Eighteen Years of Greytrapping – Is the Weirdness Finally Paying Off?
3 days ago
- #spamtraps
- #email_security
- #greytrapping
- Greytrapping spamtraps at nxdomain.no (bsdly.net) started as an experiment in 2007, evolving from a Debian to OpenBSD/FreeBSD setup with spamd for greylisting and spamtrapping.
- The number of spamtraps exceeded Norway's population on August 7, 2025, reaching 5,620,384 and growing over time, with data on additions and trapped hosts tracked since 2017.

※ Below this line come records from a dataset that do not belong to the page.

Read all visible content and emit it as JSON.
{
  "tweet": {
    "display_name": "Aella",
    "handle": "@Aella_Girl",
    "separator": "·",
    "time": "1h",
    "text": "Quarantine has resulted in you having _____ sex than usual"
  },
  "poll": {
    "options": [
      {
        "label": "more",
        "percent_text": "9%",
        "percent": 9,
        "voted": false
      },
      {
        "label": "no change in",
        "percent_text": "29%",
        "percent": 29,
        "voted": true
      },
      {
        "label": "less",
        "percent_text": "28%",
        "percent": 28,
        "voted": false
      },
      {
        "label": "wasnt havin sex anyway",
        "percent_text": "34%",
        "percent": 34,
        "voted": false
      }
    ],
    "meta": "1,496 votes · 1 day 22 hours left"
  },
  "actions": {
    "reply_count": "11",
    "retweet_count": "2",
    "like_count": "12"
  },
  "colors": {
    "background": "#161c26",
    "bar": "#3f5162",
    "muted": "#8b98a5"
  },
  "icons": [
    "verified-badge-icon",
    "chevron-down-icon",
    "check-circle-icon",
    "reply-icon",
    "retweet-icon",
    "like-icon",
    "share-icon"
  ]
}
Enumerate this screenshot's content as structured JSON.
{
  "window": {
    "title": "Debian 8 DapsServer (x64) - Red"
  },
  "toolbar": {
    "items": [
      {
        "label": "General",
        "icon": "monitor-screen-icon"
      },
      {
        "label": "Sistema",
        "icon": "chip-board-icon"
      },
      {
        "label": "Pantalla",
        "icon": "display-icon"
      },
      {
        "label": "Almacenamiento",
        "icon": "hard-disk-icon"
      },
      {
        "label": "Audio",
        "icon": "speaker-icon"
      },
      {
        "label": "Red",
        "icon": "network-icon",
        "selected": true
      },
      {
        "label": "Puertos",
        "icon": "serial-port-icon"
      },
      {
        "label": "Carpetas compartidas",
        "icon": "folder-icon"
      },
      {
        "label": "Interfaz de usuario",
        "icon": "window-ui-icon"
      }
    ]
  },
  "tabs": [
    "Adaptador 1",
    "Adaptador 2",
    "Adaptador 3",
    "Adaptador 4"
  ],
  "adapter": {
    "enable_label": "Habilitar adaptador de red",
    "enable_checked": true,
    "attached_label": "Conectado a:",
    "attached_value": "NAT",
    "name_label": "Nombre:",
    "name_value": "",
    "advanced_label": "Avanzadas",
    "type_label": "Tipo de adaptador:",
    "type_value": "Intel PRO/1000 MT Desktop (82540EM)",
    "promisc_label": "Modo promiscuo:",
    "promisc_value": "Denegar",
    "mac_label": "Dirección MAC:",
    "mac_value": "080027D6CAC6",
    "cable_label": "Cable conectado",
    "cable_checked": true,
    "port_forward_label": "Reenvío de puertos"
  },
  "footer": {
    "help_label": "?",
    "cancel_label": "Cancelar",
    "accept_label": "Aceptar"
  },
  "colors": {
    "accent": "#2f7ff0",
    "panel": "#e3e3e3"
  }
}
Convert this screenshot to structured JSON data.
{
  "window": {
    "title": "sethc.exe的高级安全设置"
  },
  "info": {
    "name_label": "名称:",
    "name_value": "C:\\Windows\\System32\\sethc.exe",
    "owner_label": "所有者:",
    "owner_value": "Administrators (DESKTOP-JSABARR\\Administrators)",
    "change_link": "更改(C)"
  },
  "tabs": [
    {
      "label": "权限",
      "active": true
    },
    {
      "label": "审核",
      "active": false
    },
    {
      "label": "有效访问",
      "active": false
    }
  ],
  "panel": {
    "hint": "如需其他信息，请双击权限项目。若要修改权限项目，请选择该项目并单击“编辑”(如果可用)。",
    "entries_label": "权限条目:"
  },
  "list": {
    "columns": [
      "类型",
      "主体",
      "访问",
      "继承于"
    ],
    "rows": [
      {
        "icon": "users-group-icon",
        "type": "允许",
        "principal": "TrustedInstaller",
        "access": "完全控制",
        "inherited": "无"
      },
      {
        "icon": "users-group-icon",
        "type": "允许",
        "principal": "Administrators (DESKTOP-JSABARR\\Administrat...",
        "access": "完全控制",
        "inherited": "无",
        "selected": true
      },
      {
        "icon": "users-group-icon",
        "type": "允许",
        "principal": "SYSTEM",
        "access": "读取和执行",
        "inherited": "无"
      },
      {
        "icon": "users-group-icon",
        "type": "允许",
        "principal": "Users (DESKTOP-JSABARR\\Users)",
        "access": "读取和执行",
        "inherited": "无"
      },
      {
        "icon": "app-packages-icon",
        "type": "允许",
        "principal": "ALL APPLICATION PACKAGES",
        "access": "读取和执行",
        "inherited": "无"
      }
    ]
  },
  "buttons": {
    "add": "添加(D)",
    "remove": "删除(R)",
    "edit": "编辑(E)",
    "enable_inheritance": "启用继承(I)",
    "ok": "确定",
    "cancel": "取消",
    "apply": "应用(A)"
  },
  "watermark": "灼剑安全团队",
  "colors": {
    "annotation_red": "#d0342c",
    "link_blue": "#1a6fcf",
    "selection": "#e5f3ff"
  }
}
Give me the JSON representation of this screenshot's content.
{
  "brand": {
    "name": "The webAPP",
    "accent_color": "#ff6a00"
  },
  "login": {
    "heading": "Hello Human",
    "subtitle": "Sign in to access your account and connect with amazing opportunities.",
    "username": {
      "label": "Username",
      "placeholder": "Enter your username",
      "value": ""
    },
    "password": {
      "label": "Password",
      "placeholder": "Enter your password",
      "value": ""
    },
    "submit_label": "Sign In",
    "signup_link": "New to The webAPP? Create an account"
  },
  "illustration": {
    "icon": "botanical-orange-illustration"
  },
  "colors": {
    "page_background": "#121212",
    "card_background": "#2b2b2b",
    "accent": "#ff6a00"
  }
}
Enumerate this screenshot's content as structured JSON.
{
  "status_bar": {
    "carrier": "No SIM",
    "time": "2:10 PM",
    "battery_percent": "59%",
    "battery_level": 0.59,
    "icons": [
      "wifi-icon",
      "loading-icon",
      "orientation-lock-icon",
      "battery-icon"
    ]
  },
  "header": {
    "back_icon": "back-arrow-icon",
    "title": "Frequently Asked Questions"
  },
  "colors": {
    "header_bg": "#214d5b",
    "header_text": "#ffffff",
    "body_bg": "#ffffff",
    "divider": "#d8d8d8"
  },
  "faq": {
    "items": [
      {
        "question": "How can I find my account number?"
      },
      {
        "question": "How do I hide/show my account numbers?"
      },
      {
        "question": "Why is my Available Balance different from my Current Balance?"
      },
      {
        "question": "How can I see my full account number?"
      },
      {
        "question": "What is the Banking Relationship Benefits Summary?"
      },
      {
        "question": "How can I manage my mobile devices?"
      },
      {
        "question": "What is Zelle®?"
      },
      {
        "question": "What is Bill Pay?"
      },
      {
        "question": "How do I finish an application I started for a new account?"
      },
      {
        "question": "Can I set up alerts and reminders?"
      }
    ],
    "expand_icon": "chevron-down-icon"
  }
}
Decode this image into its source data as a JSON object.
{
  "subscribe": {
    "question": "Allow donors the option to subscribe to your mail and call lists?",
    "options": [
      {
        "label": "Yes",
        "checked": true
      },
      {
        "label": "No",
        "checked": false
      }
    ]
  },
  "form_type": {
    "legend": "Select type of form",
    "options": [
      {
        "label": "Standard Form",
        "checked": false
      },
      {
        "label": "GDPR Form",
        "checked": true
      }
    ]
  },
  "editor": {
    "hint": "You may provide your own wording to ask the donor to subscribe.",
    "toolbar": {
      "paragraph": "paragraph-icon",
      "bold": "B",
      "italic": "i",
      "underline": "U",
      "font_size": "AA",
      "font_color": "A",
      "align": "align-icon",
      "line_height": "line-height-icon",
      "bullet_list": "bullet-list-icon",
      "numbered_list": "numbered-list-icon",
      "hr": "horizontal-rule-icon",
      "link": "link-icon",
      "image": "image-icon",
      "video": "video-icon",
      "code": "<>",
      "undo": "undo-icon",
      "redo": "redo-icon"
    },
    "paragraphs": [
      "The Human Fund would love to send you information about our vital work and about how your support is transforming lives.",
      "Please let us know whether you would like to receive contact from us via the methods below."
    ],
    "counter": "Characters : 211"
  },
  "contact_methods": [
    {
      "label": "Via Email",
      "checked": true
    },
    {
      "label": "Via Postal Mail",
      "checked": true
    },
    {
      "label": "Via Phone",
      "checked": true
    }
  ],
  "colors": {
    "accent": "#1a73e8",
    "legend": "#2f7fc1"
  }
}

- Greytrapping effectively reduces spam by using network-level tricks and SMTP protocol interpretations, making mail service management simpler and reducing server load.
- Over the years, spamtrap sources expanded from greylist extraction to include SSH, POP3 logs, and synthetic generation from spamd logs, with a surge in synthetic entries from late 2024.
- Data shows yearly and monthly trends in spamtrap additions, with notable peaks in 2019 and 2025, and a general decline in trapped hosts despite consistent delivery attempts.
- IPv6 support is a limitation as spamd is IPv4-only, hindering effectiveness against IPv6 traffic, though many spammers still use IPv4.
- The article targets those running or considering their own mail service, recommending Michael W. Lucas' book 'Run Your Own Mail Server' for guidance.
- Historical articles and field notes document various incidents, including interactions with major email providers and odd spam campaigns, highlighting ongoing challenges in email management.